Revêm-se na ética de uma banda como Mão Morta que, para defender a liberdade artística, optou por não se profissionalizar?
NR - Completamente! Talvez não transpareça na sonoridade mas nós apreciamos imenso os Mão Morta. Apesar de sermos quase conterrâneos, pouco nos cruzámos, mas toda a atitude Ama Romanta, não só os Mão Morta mas também os Pop Dell’Arte, tem muito a ver com a maneira como achamos que as coisas devem ser feitas.
Uma ética e não apenas uma estética.
NR - Exactamente.
O Gótico Português acaba de fazer um ano.
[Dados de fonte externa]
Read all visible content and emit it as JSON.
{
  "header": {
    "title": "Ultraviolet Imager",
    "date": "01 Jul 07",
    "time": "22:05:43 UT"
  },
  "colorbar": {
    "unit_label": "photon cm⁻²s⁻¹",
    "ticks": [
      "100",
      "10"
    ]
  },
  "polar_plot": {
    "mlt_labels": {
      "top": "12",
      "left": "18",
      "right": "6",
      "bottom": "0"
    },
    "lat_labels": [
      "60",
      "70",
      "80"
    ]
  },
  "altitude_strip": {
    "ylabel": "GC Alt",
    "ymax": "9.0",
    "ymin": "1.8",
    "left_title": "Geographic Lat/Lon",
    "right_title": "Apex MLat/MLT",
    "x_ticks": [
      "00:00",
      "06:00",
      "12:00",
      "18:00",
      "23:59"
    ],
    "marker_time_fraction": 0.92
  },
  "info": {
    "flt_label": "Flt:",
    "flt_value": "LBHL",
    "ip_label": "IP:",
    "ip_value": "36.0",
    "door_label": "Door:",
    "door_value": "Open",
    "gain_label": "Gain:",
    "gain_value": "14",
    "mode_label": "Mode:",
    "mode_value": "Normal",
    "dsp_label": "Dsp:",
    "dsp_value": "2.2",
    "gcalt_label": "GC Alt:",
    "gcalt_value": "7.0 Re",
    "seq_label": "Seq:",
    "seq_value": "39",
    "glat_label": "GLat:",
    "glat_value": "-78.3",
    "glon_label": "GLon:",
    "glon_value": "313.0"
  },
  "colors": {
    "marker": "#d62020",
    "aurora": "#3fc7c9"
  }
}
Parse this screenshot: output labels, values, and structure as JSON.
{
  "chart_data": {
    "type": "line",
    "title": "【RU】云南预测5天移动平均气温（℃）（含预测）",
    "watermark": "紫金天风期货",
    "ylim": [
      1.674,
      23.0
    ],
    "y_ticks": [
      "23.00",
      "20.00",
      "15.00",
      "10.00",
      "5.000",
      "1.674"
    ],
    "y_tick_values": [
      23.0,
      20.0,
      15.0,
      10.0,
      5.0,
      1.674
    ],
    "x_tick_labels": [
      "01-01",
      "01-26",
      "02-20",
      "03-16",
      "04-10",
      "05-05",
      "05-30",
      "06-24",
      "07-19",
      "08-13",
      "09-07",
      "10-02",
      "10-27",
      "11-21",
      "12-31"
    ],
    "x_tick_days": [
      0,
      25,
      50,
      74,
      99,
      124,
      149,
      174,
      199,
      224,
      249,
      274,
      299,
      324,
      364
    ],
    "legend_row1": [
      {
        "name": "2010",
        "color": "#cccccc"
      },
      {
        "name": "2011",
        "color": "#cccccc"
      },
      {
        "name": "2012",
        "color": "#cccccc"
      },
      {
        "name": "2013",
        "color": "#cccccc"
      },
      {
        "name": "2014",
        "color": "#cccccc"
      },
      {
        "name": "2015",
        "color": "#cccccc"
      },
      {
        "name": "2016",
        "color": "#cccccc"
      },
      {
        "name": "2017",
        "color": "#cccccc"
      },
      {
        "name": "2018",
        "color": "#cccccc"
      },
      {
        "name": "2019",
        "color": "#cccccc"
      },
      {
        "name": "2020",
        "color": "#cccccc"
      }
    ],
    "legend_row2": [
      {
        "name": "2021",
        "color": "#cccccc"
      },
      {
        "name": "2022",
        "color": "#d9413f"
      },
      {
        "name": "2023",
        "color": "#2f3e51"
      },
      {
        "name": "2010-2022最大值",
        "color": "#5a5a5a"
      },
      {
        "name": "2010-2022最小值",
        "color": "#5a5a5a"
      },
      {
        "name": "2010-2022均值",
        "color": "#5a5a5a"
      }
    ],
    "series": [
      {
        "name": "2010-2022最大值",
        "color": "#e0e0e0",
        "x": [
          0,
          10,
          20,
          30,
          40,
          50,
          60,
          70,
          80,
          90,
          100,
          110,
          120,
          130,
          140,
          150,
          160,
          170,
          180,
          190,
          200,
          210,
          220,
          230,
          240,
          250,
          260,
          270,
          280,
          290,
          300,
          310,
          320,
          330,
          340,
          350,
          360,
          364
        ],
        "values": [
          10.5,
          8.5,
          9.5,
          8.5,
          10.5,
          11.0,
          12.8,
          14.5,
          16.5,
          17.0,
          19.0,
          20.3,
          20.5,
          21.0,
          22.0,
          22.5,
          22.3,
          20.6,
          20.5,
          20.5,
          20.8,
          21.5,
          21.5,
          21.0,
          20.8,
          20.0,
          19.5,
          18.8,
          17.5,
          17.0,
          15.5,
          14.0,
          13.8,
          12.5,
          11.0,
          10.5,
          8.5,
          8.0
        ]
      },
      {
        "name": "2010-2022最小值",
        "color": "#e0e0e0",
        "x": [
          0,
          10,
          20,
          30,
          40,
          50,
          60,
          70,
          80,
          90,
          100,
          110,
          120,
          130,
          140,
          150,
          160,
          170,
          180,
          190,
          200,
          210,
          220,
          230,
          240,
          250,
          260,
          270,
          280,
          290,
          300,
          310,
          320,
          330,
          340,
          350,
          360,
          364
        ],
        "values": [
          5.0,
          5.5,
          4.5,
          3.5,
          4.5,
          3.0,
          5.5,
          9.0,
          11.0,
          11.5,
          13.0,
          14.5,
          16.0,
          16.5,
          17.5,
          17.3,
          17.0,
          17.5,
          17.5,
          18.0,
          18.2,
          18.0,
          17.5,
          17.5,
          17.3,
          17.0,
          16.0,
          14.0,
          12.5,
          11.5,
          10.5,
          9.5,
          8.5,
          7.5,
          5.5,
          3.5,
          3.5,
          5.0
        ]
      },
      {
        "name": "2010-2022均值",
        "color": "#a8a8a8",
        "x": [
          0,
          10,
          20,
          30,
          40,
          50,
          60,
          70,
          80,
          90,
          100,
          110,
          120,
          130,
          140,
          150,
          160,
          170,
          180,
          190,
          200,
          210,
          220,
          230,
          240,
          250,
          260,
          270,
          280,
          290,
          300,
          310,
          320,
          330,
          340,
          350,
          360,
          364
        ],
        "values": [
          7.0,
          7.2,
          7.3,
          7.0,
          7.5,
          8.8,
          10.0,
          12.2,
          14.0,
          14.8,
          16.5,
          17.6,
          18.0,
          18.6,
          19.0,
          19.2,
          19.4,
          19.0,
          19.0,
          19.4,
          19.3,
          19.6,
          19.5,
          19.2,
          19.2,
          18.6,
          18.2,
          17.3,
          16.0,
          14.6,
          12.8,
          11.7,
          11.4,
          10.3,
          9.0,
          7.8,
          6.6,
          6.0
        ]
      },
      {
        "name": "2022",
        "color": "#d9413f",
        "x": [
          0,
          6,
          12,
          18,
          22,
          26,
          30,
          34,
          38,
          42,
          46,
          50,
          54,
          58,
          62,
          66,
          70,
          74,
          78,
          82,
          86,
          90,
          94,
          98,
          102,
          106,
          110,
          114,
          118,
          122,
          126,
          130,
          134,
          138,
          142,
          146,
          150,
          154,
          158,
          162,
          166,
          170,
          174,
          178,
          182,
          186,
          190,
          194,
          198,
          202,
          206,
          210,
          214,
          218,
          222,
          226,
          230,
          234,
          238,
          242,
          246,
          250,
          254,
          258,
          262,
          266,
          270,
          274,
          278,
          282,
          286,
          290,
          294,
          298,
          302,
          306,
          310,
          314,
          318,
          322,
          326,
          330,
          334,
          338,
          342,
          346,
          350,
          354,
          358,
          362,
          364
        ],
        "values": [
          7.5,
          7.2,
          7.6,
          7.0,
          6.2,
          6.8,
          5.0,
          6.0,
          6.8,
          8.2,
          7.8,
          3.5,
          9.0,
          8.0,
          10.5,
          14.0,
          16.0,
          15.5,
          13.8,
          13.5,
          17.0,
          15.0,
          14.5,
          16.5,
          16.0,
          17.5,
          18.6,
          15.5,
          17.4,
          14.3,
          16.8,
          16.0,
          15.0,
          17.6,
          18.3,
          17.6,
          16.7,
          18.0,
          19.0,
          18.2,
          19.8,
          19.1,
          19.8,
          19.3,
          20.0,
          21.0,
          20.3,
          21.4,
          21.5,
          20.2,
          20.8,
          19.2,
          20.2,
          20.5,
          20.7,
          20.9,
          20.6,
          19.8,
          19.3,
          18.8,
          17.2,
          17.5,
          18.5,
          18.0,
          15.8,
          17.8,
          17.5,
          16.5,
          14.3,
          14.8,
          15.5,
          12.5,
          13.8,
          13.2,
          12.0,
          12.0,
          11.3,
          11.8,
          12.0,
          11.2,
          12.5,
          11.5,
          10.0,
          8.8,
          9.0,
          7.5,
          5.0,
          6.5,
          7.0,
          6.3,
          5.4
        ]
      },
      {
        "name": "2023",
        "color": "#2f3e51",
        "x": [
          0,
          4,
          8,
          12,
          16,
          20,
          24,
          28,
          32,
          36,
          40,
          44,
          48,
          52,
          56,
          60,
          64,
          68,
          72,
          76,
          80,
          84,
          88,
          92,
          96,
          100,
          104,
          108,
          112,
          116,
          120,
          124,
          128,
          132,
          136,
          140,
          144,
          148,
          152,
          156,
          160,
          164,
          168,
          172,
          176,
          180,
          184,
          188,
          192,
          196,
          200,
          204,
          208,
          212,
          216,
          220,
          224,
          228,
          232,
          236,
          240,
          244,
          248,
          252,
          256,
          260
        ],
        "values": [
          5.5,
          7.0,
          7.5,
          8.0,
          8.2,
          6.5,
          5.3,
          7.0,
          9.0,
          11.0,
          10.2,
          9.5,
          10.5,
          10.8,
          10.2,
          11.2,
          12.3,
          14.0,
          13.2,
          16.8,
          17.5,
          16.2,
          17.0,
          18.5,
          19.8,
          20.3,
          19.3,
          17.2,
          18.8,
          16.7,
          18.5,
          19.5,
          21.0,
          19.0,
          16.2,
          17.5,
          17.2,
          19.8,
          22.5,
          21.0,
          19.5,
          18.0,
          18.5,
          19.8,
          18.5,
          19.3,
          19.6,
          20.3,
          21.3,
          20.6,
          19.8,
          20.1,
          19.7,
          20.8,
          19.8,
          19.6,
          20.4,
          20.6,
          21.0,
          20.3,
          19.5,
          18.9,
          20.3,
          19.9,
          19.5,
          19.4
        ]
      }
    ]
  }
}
Regressam aos palcos no Musicbox (dia 1 de março) e no final do mês no Tremor. E a seguir?
NR - Por um lado, estamos a sentir o bicho carpinteiro do palco porque adoramos tocar. Talvez até mais do que de gravar. Como estamos numa fase das nossas vidas que não nos permite ter assim tanta disponibilidade, e por querermos fazer as coisas bem, tocar implica uma logística complicada porque somos seis em palco. No ano passado, demos muitos concertos mas não tantos como gostaríamos. Este ano voltamos à carga para celebrar a segunda prensagem do Gótico Português, porque a primeira esgotou. Queremos muito visitar estes sítios onde não fomos. Este ano, vai ser focado em tocar e começar a pensar noutras coisas. Não há hipótese de estarmos parados. Há qualquer coisa aqui a querer impor-se.